Cadbury, the country’s number one brand once again, was the standout performer in absolute terms. It added £140m in extra sales and is now worth £1,825m, while Heinz made the second-largest gain in sales, up £113.7m. It was followed by Birds Eye (+£100m), Coca-Cola (+£92.5m) and Pepsi (+£84m).
In percentage terms, Freshways milk, Dettol and Starbucks were the fastest-growing – up 70%, 65% and 54% respectively.
“Brands have strong equity and that’s been really important,” said Mike Watkins, head of retailer & business insight at NielsenIQ.
When shoppers were “making decisions about family meals and eating and drinking at home, they wanted trusted brands they feel comfortable with,” he added.
Brands that suffered value declines were largely those that relied strongly on impulse sales.
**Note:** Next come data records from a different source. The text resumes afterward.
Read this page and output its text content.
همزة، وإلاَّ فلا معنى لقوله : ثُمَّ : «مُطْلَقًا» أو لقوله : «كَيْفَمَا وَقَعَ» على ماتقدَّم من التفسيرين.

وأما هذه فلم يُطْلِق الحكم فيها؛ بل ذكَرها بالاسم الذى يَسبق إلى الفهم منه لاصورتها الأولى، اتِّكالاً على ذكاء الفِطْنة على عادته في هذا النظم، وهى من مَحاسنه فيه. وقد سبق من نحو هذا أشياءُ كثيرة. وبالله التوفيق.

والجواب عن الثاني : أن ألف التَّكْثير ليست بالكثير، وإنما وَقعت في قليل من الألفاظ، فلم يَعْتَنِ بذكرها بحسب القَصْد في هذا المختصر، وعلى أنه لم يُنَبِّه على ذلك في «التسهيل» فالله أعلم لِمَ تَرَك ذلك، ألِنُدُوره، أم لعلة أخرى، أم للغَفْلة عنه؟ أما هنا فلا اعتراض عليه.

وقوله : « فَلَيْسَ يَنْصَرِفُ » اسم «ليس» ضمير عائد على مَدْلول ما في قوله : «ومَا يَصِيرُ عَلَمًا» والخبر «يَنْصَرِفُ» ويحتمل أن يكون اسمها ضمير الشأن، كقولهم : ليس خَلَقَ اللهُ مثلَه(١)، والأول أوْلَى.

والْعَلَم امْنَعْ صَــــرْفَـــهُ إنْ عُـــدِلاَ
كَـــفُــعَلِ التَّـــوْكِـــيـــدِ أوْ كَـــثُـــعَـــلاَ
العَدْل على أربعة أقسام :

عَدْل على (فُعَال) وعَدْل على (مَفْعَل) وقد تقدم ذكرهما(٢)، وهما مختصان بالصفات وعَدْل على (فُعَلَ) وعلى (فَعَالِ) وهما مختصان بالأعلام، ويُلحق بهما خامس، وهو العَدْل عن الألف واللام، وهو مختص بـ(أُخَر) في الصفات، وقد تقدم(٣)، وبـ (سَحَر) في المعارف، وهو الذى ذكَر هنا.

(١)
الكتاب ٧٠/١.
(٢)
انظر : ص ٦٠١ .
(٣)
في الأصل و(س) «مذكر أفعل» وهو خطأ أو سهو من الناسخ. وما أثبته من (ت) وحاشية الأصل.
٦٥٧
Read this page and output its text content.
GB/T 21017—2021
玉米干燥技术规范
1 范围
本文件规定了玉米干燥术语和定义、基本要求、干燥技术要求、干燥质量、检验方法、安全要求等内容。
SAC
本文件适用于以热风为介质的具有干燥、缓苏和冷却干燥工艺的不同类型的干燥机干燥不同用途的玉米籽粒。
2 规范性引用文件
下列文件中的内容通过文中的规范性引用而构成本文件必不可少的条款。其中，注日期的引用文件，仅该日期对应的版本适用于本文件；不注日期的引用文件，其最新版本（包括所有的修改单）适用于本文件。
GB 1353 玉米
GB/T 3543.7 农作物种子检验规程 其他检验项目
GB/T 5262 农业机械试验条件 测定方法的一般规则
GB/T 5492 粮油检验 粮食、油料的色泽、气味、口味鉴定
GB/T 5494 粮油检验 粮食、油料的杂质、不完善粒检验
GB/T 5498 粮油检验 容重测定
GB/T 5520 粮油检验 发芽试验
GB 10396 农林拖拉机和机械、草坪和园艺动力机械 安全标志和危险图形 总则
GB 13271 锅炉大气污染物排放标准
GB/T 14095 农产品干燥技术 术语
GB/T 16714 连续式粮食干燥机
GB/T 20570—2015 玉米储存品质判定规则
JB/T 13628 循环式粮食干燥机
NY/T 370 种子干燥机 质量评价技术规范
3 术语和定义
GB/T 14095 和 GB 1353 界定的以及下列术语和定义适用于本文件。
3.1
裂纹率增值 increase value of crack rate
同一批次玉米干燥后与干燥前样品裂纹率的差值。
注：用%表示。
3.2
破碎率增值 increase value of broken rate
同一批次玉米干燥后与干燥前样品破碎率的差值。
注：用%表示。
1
The three leading bottled water brands – Volvic, Evian and Highland Spring – shed £75.3m between them after on-the-go occasions all but vanished.
This also caused Wrigley’s chewing gum, to shed £60m in sales – the biggest loss in the top 100. Its Mars Wrigley sister brands Maltesers and Galaxy also lost £74.2m between them on the back of last year’s technical problems at the supplier’s Slough factory.